The beasts that most resemble us are apes, and this is where we must mainly look as we try to understand our instincts.
People's behaviour is not determined by irresistible instinct but by their responses to standards, but culture refines, rather than repressing, instinct. Every attempt at such repression eventually provokes an overwhelming backlash.
It is simply the movement after a long tension or standstill, like waters that break loose after long accumulation. This will happen in different periods of history when things have reached a certain one-sidedness. Then suddenly the whole thing will crash down, in a sort of revolutionary outburst of energy that has been too tightened up, put under too much pressure; the steam begins to sizzle out somewhere or the whole boiler explodes.
C. G. Jung, Lecture on Neitzsche's Zarathustra, 26-Feb-1936.
Nature, outraged by one extreme, avenges herself by flying to the other.
C. S. Lewis, Preface to Third Edition of The Pilgrim's Regress, c.1943. I learned the "more but not less" formula from Lewis, and much of what he meant by it is helpful to real Christianity. But if he was also implying the Thomistic (Catholic) belief that human nature would have needed grace to be "superadded" even if man had not defected (an Additionalist form of Otherworldalism) I part company from him at that point.
We can follow our conscience without denying our animal nature.
(Abstract Humanism or Cultural Marxism, Existentialism) "We must follow our ideals and reject instinct. Man has no fixed nature, we can be whatever we choose to be. Humanity is what matters; sex is irrelevant to all the important issues of life."
Whence comes that "must"? It seems to be plucked from the air. I see no basis for it. This approach logically drops us back into the abyss of moral relativism discussed earlier.

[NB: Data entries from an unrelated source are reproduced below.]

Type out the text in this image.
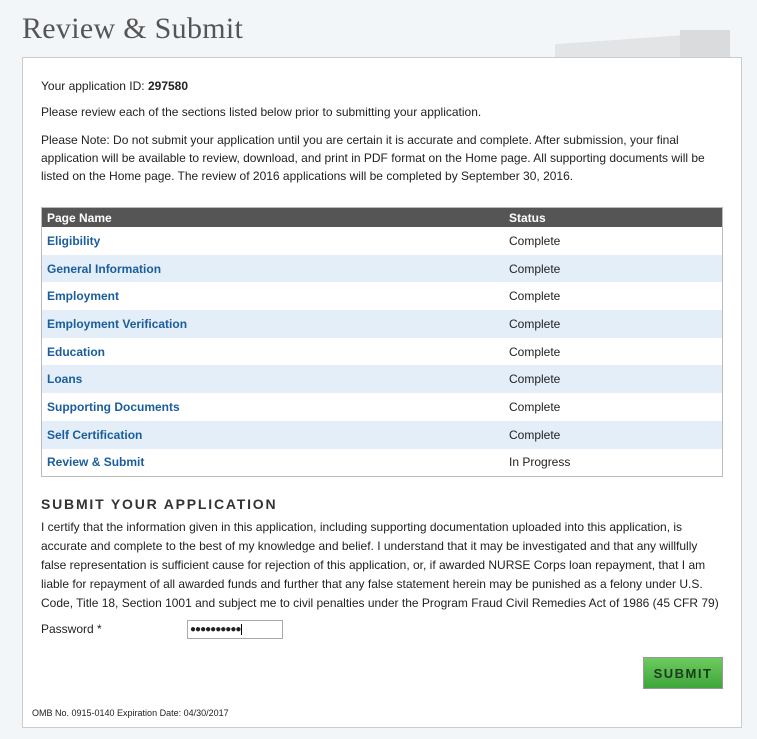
Review & Submit
Your application ID: 297580
Please review each of the sections listed below prior to submitting your application.
Please Note: Do not submit your application until you are certain it is accurate and complete. After submission, your final application will be available to review, download, and print in PDF format on the Home page. All supporting documents will be listed on the Home page. The review of 2016 applications will be completed by September 30, 2016.
Page Name	Status
Eligibility	Complete
General Information	Complete
Employment	Complete
Employment Verification	Complete
Education	Complete
Loans	Complete
Supporting Documents	Complete
Self Certification	Complete
Review & Submit	In Progress
SUBMIT YOUR APPLICATION
I certify that the information given in this application, including supporting documentation uploaded into this application, is accurate and complete to the best of my knowledge and belief. I understand that it may be investigated and that any willfully false representation is sufficient cause for rejection of this application, or, if awarded NURSE Corps loan repayment, that I am liable for repayment of all awarded funds and further that any false statement herein may be punished as a felony under U.S. Code, Title 18, Section 1001 and subject me to civil penalties under the Program Fraud Civil Remedies Act of 1986 (45 CFR 79)
Password *	●●●●●●●●●●
SUBMIT
OMB No. 0915-0140 Expiration Date: 04/30/2017
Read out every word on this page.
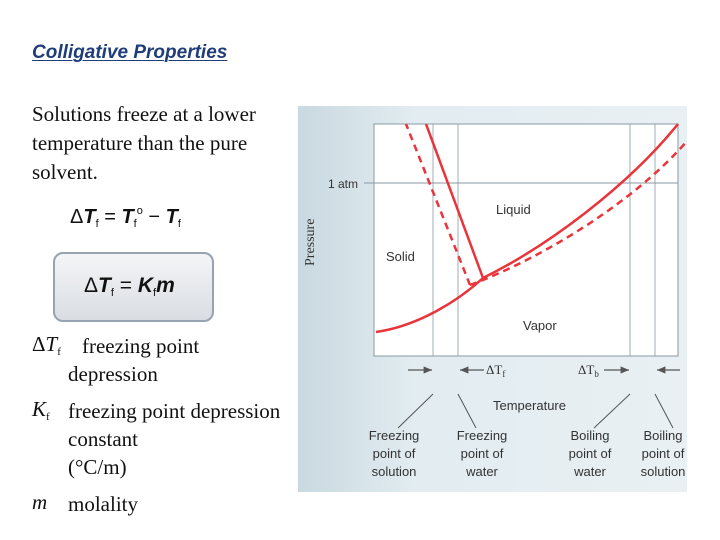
Colligative Properties
Solutions freeze at a lower temperature than the pure solvent.
$\Delta T_f = T_f^o - T_f$
$\Delta T_f = K_fm$
$\Delta T_f$	freezing point depression
$K_f$ freezing point depression constant
(°C/m)
m molality
Pressure
1 atm
Liquid
Solid
Vapor
$\Delta T_f$	$\Delta T_b$
Temperature
Freezing
point of
solution
Freezing
point of
water
Boiling
point of
water
Boiling
point of
solution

(various forms of Platonism) "We may be trapped in animal bodies, but reason guides us, and often contradicts instinct."
As explained elsewhere in this site, reason needs a starting point. In itself it cannot tell us what is right, it can only help us clarify and develop ideas based on something else.
Likewise, the life hereafter is understood as a continuation of the present life, but enhanced.
And God is a self, but also a society, a trinity.